A set of reference designs suitable for our student design projects was developed and tested. The purpose is to make them available for students to choose the ones suitable for integration into their projects with confidence. All the reference designs are available on our website. Some of those that are intended for embedded control applications are described in this paper. They are reference designs for DC motor driver, stepper motor driver, and GPS module. These reference designs were adopted into our embedded control projects before. Other reference designs were also developed but due to limited space are not included into this paper but the hyperlinks to them are provided. Some of the interesting projects and their evaluations are also described in this paper. Another aspect of this paper is the description of the structure of the reference designs and the various issues encountered. The information should be useful to those intend to develop reference designs for their own design courses.

Improving step responses by pole placement using reduced-order observers

This work presents the results in the investigation of using reduced-order observers in satisfying step response requirements. The reduced-order observers are used to generate the unavailable states that are used in the method of pole placement for meeting the step response requirements. The step response requirements under consideration in this paper are percent overshoot, 2% settling time, and zero steady-state error.

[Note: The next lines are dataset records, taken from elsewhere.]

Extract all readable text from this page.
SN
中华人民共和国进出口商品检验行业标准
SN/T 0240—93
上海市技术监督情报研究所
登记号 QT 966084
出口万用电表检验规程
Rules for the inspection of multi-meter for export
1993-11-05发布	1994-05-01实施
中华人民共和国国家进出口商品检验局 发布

It is observed that if the initial conditions of the reduced-order observer are not close to those of the unavailable states, the use of the reduced-order observer state variables in pole placement will result in step responses not meeting the desired performance criteria. Further, there is no improvement of the performance criteria by pushing the reduced-order observer poles deep into the left half plane even though this will make the states of the reduced-order observer converge more rapidly to the unavailable states.

Design of Compensators for Meeting the Specification of Peak Value

This paper describes a method for designing a compensator that will drive the peak value of the unit step response to a specified value and will eliminate the steady-state error. This method is an iterative method. An assumption of dominant closed-loop complex poles is required. The method was simulated and the desired results were obtained.